Car la la représentation départementale et régionale a été interrompue dans son élan. Paradoxalement, ce sont les désordres du premier trimestre 2009 aux Antilles qui ont préservé la Martinique des sinistres conséquences de cette machination. Comment ? En provoquant l'initiative du Président de la République de rendre la parole aux Martiniquais, cette parole confisquée par les élus "en congrès", confisquée par les agents de la subversion lors des désordres de 20009 et confisquée, enfin par les zintélektuels au rang desquels figurent ès qualité les rédactions des principaux organes d'information, tant à la Martinique qu'à la Guadeloupe et à Paris, où bon nombre de parasites font profession de relayer en Métropole l'affect antillais dont ils n'ont pas la moindre idée, se contentant de leurs propres fantasmes qu'ils étalent sans retenue sur la place publique, faussant à cause du nombre de tribunes qui leurs son offertes la perception de la réalité.

Le Président de la République a donc repris la main pour la transférer au peuple dont la souveraineté avait quelque peu été trahie par ses "grands élus". L'imposture fut d'ailleurs très vite reconnue par certains de ceux-là même qui s'y tétaient associés : la FSM notamment qui, la première, en fit l'aveu public.

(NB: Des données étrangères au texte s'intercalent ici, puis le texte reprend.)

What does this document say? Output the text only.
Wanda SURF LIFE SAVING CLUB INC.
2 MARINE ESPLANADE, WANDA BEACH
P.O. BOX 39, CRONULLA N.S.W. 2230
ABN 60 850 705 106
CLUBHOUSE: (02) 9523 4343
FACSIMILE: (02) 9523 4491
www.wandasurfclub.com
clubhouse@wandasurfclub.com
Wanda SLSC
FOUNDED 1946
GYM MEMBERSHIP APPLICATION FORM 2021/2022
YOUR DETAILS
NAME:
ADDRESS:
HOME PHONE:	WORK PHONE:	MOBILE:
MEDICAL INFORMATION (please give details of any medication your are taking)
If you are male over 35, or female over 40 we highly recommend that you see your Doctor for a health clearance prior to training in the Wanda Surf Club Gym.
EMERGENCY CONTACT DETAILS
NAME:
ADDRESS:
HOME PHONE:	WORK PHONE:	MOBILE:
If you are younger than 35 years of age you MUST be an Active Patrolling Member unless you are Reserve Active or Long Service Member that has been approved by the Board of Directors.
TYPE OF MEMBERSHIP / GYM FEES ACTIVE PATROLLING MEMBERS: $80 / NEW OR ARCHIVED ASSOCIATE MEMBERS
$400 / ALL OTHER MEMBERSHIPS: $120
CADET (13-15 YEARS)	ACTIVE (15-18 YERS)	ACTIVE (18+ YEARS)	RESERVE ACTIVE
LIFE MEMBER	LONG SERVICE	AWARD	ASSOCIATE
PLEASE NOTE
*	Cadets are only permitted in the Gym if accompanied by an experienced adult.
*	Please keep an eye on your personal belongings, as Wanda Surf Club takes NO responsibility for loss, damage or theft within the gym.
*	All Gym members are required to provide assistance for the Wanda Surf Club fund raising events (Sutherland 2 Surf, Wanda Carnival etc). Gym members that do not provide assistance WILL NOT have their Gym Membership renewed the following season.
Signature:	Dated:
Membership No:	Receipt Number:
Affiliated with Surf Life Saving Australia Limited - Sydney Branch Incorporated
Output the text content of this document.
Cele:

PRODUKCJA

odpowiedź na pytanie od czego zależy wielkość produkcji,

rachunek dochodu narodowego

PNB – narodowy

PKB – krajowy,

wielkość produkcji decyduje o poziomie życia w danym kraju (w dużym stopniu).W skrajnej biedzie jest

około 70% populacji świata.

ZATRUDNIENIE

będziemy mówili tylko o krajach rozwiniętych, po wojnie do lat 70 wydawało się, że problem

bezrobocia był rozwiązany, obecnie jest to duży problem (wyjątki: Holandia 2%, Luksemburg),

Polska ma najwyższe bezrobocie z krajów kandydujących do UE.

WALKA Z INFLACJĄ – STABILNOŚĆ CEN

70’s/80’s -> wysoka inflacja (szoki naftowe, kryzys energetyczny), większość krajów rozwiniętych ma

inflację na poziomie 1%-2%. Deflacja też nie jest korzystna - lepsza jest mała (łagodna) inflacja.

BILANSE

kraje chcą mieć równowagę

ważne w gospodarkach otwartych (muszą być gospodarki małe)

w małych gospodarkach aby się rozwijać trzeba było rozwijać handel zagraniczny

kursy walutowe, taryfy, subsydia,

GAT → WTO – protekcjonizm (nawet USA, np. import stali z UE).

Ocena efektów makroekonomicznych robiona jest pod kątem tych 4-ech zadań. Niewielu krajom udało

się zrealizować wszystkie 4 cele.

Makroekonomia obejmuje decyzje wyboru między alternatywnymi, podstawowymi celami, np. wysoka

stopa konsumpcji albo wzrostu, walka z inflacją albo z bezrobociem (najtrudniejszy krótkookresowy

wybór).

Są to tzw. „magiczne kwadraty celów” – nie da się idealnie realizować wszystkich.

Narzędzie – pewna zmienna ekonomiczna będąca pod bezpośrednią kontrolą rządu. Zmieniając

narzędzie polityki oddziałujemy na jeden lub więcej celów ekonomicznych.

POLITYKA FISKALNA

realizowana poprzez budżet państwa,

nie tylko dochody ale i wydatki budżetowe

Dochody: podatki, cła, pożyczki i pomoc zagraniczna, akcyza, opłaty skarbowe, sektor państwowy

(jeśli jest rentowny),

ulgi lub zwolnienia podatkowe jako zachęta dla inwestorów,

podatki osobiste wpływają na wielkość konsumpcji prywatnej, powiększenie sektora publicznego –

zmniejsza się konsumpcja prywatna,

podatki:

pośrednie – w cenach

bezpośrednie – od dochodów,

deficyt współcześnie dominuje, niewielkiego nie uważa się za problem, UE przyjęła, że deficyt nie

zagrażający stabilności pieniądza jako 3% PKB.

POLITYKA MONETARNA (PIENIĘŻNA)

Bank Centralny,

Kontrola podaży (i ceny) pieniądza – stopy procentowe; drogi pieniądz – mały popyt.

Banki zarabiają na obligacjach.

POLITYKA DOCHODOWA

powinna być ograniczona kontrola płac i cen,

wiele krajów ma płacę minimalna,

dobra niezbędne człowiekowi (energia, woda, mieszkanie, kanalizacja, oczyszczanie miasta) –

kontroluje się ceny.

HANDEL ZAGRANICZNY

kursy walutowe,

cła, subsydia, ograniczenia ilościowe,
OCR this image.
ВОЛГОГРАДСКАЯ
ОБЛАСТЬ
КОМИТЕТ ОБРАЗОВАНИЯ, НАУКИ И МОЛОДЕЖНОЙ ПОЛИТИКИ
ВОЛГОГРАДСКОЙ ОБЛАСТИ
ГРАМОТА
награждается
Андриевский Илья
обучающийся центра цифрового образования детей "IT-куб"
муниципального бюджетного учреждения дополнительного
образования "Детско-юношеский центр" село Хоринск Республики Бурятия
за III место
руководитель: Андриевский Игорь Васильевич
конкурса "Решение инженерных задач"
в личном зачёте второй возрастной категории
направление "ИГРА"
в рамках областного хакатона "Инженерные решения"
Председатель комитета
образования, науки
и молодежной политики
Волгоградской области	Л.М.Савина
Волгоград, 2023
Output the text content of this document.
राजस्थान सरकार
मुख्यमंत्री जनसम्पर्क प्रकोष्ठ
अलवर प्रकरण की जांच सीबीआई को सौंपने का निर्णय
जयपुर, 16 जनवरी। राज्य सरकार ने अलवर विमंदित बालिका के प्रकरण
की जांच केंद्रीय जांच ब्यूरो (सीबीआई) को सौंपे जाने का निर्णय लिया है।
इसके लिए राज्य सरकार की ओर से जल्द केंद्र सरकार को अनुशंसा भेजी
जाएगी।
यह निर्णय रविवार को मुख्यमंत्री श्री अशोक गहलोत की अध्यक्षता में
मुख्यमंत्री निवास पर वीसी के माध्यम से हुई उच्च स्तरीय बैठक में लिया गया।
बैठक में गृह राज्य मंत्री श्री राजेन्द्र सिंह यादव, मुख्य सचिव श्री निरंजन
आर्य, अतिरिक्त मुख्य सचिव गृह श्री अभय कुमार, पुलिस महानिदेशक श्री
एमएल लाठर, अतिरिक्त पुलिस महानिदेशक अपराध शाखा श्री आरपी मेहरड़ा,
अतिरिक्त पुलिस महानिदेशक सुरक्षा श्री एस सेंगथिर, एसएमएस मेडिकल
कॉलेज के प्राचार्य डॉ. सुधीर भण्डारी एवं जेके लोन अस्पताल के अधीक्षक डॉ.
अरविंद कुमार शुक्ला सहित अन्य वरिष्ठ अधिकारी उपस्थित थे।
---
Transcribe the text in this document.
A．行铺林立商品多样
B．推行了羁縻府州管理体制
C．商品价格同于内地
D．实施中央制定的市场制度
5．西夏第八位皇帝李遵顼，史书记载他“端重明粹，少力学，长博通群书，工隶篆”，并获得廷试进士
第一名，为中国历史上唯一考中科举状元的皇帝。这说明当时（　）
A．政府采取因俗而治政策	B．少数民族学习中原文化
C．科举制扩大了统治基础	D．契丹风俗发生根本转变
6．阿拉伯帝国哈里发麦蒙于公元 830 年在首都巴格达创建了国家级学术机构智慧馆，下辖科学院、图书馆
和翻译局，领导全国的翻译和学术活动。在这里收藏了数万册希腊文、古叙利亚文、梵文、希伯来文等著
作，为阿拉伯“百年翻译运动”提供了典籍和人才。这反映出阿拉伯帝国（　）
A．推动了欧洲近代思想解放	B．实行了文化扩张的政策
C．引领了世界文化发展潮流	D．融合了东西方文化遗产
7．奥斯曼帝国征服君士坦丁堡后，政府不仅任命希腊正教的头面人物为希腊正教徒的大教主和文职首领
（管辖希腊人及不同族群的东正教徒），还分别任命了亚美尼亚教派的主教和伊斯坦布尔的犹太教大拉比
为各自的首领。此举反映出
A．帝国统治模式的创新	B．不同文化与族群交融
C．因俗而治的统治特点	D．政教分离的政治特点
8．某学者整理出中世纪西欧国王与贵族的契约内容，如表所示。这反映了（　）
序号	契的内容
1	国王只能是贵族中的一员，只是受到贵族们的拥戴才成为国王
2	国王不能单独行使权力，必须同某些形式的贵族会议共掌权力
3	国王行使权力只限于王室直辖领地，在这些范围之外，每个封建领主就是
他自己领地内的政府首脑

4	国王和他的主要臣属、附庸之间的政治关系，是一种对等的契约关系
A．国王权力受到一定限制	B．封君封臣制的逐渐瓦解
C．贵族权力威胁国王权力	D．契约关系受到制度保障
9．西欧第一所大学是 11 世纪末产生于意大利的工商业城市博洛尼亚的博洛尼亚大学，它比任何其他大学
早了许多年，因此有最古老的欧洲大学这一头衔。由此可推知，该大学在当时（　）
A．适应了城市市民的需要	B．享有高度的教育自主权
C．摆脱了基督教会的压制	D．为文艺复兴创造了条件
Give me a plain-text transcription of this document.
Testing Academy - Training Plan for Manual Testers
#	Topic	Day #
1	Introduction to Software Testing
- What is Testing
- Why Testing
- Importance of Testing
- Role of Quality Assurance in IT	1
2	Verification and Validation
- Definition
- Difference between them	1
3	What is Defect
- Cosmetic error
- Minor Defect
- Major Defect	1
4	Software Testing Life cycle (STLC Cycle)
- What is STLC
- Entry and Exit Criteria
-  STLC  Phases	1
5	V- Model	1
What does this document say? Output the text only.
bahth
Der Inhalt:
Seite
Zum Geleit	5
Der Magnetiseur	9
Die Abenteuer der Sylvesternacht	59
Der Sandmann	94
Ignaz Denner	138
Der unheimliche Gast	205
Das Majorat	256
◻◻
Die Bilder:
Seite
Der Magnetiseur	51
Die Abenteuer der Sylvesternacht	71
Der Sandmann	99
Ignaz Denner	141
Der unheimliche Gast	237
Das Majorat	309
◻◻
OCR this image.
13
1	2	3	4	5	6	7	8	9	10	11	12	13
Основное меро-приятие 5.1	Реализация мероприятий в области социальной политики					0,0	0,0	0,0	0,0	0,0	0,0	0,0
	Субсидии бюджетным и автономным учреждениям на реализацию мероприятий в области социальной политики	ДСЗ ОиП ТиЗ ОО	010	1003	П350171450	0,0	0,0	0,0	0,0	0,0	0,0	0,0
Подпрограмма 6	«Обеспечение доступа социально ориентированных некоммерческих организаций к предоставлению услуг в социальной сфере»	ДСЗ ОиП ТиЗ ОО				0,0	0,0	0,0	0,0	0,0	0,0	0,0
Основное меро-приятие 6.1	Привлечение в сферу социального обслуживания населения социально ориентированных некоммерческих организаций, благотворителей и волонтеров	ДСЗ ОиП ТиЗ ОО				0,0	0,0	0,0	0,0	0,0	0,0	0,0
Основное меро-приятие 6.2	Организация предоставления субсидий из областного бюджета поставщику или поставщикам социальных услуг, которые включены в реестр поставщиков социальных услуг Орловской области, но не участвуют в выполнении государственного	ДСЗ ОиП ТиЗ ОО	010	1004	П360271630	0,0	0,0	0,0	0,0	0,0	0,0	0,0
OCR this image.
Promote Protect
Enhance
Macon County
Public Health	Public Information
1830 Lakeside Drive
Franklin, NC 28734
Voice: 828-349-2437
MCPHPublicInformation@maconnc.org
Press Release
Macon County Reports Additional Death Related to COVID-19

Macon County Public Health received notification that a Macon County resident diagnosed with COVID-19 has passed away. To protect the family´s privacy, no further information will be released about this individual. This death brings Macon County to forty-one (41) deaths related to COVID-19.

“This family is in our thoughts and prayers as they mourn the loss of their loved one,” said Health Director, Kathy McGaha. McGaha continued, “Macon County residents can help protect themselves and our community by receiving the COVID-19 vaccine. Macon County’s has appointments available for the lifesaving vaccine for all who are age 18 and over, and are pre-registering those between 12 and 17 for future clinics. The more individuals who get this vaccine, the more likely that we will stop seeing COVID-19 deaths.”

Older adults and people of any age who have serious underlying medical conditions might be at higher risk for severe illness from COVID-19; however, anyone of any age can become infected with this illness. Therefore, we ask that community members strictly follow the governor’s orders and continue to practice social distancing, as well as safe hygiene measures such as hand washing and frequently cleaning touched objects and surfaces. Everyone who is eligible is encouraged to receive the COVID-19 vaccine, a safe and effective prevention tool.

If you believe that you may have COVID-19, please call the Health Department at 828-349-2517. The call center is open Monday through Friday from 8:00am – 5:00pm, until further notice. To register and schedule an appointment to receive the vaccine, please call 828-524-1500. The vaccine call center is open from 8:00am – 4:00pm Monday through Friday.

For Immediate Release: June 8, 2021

La FSM avoua - et c'est tout à son honneur - que si le vote avait eu lieu à bulletin secret et non à main levée, la résolution du "congrès" n'eût pas été la même. Que dans ses propres troupes, vérification faite, le résultat était exactement l'inverse de ce qu'il avait laissé croire à travers ce  coup d'État larvé. 

C'est bien la preuve qu'il y a deux discours chez les politiques martiniquais : l'un fait de slogans et de rodomontades à visage découvert, et l'autre, beaucoup plus raisonnable... lorsque que la sécurité de celui qui s'exprime est assurée par le secret d'un discret bulletin. La surenchère voilà l'ennemi de la vie politique en général, et aux Antilles en particulier puisque cette surenchère s'exerce sur des leviers particulièrement sensibles dont les démagogues, y compris lorsqu'ils sont auréolés de diplômes universitaires, ont fait et font encore un usage immodéré.

Bref ! les prétendues grèves générales (il n'y eut de général que les blocages et la menace d'une surenchère dans les exactions de la part des indépendantistes et de leurs bras armés) ont conduit le Président de la République à demander à la Martinique de s'exprimer par elle-même sur son avenir institutionnel puisqu'on ne pouvait pas prendre ses  élus au sérieux, au moins sur ce dossier-là.

Le Pr Anne-Marie Le Pourhiet (dont l'avis est d'autant plus intéressant qu'elle n'est pas partie à la cause) a clairement décrit - textes à l'appui - le piège qui s'abattrait sur les Martiniquais si, par malheur, ils votaient oui le 24 (effaçant d'un oui ce non magistral qui aurait dû rappeler à l'ordre toute la classe politique en la ramenant à ses devoirs). Celle-ci s'est encore livrée à une explication de texte dans le FRANCE-ANTILLES (Martinique) du 19 janvier.

Il nous a également été rapporté qu'un autre juriste - Martinquais et partie à la cause, celui-là, comme par hasard, et proche du PPM, toujours comme par hasard - était venu essayer de faire croire à une improbable compatibilité entre le non du 10 janvier et le oui du 24. Loin d'avoir convaincu qui que ce soit, il aurait, paraît-il, plutôt conforté les partisans du non dans leur conviction que le oui du 24 était une bombe à retardement.

À quelques jours de la consultation, on peut donc se demander s'il y a chez les partisans du oui, ne serait-ce qu'un commencement de conviction...

Chez les gens éclairés, on peut en douter. En revanche, ces mêmes gens éclairés sont certains d'une intention tactique à propos de ce oui.

Autre question, tous les ouistes partagent-ils les mêmes objectifs ?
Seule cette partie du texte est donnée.